Franchise Finance Part II: Franchise Finance Solutions
Getting finance for franchises is generally easier than for independent start-up businesses. But where can you get your hands on that money? Here are seven ideas on how to finance your franchise…
According to Entrepreneur.com, self-funding is the number one form of financing by most business start-ups in the USA. If you aren’t one of those lucky entrepreneurs with loads of dosh to invest in a franchise, all is not lost. If you’re currently employed, start stashing a portion of your salary in a ‘franchise savings account’. Choose a savings account with good interest rates. Alternatively, you could cash in assets like vehicles or real estate to finance your franchise. While using investments as a source for franchise finance may sound like a good idea, carefully weigh up the risks of investing nest eggs – like retirement funds – in your franchise venture.
2. Soft Loans
Also known as off-balance sheet financing, soft loans are loans granted with a ‘below-market value rate of interest’ (interest rates could be as low as zero). Sources of soft loans include sympathetic family and friends, keen to support you in your quest for self-employment. While soft loans can seem a very attractive franchise finance solution, due to the super-low interest rate and lack of specified repayment terms, be warned – if things turn sour between you and your benefactor, the loan could be recalled at an inconvenient time. If you go the soft loan route, best to specify terms and conditions, and put it in a contract.
3. Business partnership
You could also form a business alliance with another person or entity which can bankroll your franchise venture. But remember the old adage, he who pays the piper calls the tune. Since your business partner is pumping in a proportion of the funds, s/he not only gets to enjoy a share of the profits, but also has a say in how your franchise is managed. Choose business partners who not only have access to funds, but who are easy to get along with, have complimentary business skills and share your vision for the franchise. And don’t think a gentlemanly agreement suffices – get your attorney to draft a partnership agreement.
4. Bank Loans
While financial institutions look more favourably on franchises than independent start-ups, banks have taken firm steps to mitigate the risks associated with money-lending since the start of the recession. In the past, banks might have lent up to 70% of the total franchise set-up costs, but the credit crunch has forced banks to tighten their lending requirements. These days, prospective franchisees need to be able to provide around half of the investment value themselves, and be able to offer the banks greater collateral. Choose a bank with a specialist franchise finance division:
5. Venture Capitalists
Venture capital is financing provided to immature, high potential but high risk start-ups. Where banks may shy away from such start-ups, venture capitalists (sometimes called angel investors) invest in such businesses, eager to take the risk and gain control of what (they hope) will eventually turn out to be a lucrative business opportunity. In exchange for the funding they provide, venture capitalists expect a stake in the company. Getting Venture Capital Funding: Contact the South African Venture Capital and Private Equity Association.

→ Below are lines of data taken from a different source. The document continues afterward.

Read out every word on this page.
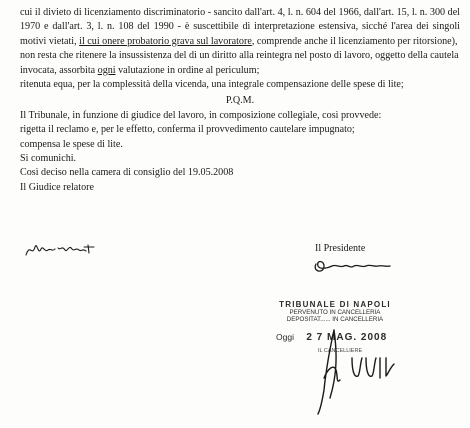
cui il divieto di licenziamento discriminatorio - sancito dall'art. 4, l. n. 604 del 1966, dall'art. 15, l. n. 300 del
1970 e dall'art. 3, l. n. 108 del 1990 - è suscettibile di interpretazione estensiva, sicché l'area dei singoli
motivi vietati, il cui onere probatorio grava sul lavoratore, comprende anche il licenziamento per ritorsione),
non resta che ritenere la insussistenza del di un diritto alla reintegra nel posto di lavoro, oggetto della cautela
invocata, assorbita ogni valutazione in ordine al periculum;
ritenuta equa, per la complessità della vicenda, una integrale compensazione delle spese di lite;
P.Q.M.
Il Tribunale, in funzione di giudice del lavoro, in composizione collegiale, così provvede:
rigetta il reclamo e, per le effetto, conferma il provvedimento cautelare impugnato;
compensa le spese di lite.
Si comunichi.
Così deciso nella camera di consiglio del 19.05.2008
Il Giudice relatore
Il Presidente
TRIBUNALE DI NAPOLI
PERVENUTO IN CANCELLERIA
DEPOSITAT...... IN CANCELLERIA
Oggi 2 7 MAG. 2008
IL CANCELLIERE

6. Sweat Equity (Joint Venture)
Financial equity is a contribution in the form of capital; sweat equity is a contribution in the form of effort. If you lack the means to raise the necessary capital, but believe you have what it takes to make a franchise succeed, you could approach a franchisor and suggest a joint venture. It’s a long shot, but if your pitch is on song, you may convince a franchisor to allow you to work your own franchise, and in return the franchisor takes a greater stake in the profits.
7. Government Funding for Franchises
There are government funds which specialize in franchise finance. Preference is given to historically disadvantaged individuals:
- Umsobomvu Youth Fund – Franchise Fund
- Imbewu Franchise Finance
8. Qualifying for finance
You will need to pitch your business plan to potential franchise finance sources, in order to secure franchise finance. Include the following information:
- A description of the product or service the franchise markets
- A brief history or background of the franchise
- Projected cash flow statements for the next 12 months
- A copy of your franchise agreement
- Describe the product or service you intend to produce/market.
Remember: Before you sign on the dotted line, acquaint yourself with the costs of buying and running a franchise.